MANCHESTER – It’s a slimmer and stronger Ricky Jones walking the fairways these days.

Jones has been doing a workout program called Crossfit. Jones also used to smoke while playing but quit two years ago.

Jones said he got into the program because his wife was doing it.

“It looked like fun,” said Jones, who leads the Maine Amateur after an opening-round 66 on Tuesday.

Since working out, Jones has shed 20 pounds.

“I don’t think it’s added any distance on my tee shots but I know I’m stronger,” he said.

He also has more energy. Jones plays in a lot of high-profile tournaments during the summer. On Friday he’ll leave for the USGA Public Links event in Virginia. He has played in four of them.

Jones said he used to work out in the mornings 10 to 12 years ago. It also happened to be his best stretch of golf until maybe now.

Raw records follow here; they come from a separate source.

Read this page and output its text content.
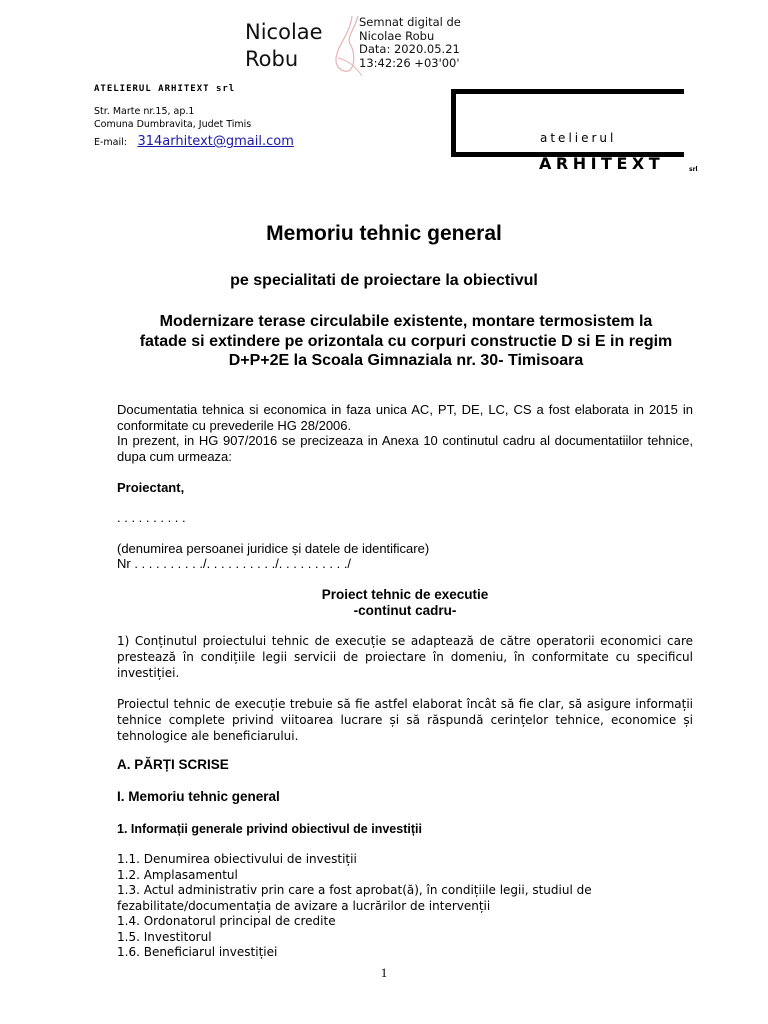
Nicolae
Robu
Semnat digital de
Nicolae Robu
Data: 2020.05.21
13:42:26 +03'00'
ATELIERUL ARHITEXT srl
Str. Marte nr.15, ap.1
Comuna Dumbravita, Judet Timis
E-mail: 314arhitext@gmail.com	atelierul
ARHITEXT	srl
Memoriu tehnic general
pe specialitati de proiectare la obiectivul
Modernizare terase circulabile existente, montare termosistem la
fatade si extindere pe orizontala cu corpuri constructie D si E in regim
D+P+2E la Scoala Gimnaziala nr. 30- Timisoara
Documentatia tehnica si economica in faza unica AC, PT, DE, LC, CS a fost elaborata in 2015 in conformitate cu prevederile HG 28/2006.
In prezent, in HG 907/2016 se precizeaza in Anexa 10 continutul cadru al documentatiilor tehnice, dupa cum urmeaza:
Proiectant,
. . . . . . . . . .
(denumirea persoanei juridice și datele de identificare)
Nr . . . . . . . . . ./. . . . . . . . . ./. . . . . . . . . ./
Proiect tehnic de executie
-continut cadru-
1) Conținutul proiectului tehnic de execuție se adaptează de către operatorii economici care prestează în condițiile legii servicii de proiectare în domeniu, în conformitate cu specificul investiției.
Proiectul tehnic de execuție trebuie să fie astfel elaborat încât să fie clar, să asigure informații tehnice complete privind viitoarea lucrare și să răspundă cerințelor tehnice, economice și tehnologice ale beneficiarului.
A. PĂRȚI SCRISE
I. Memoriu tehnic general
1. Informații generale privind obiectivul de investiții
1.1. Denumirea obiectivului de investiții
1.2. Amplasamentul
1.3. Actul administrativ prin care a fost aprobat(ă), în condițiile legii, studiul de fezabilitate/documentația de avizare a lucrărilor de intervenții
1.4. Ordonatorul principal de credite
1.5. Investitorul
1.6. Beneficiarul investiției
1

“I feel I’m playing as well as I ever have,” he said.


JOHNNY HAYES IV of Cape Elizabeth had an eagle 3 on the 458-yard. par-4 13th. Hayes said he punched a 7-iron from 174 yards. Ah, to be young.

Hayes will be a senior at the University of Colorado, where he plays on the golf team in the highly competitive Pac-12.

Hayes’ eagle took some of the sting out of a two-shot penalty he was assessed on the front nine. Instead of shooting a 71, Hayes turned in a 73.

The Maine State Golf Association adopted a lift, clean and replace rule because of the wet fairways. The replace part means a player has to replace his ball in the exact spot he lifted it from. Hayes didn’t realize that and put his ball within a scorecard’s width.

He realized his mistake a few holes later and was assessed the penalty at the scorer’s desk upon completion of his round.


DREW POWELL, 14, of Penobscot Valley is the youngest player in the tournament.

He accorded himself well with a first- round 75 despite taking an 8 on the par-4 fourth hole.


SPEAKING OF AGE, Dr. Leon Buck of Bath is still going strong as a MSGA rules official at 97. That’s right — 97. Buck, the 1950 Maine Amateur champion, worked the 14th and 15th holes in the first round.

First as a player and then as an official, Buck has more than 70 years afflilation with the Maine State Golf Association.

Buck, a member of both the Maine Baseball Hall of Fame and the Maine Golf Hall of Fame, was the head of rules for the MSGA for years. He has worked as a USGA rules official and for the Futures Tour of the LPGA.

The former dentist is an expert on the rules of golf.


THE AUGUSTA Country Club was established in 1916. Two years later it hosted the first Maine Amateur. This is the 17th state amateur the course has hosted, the most of any course in Maine.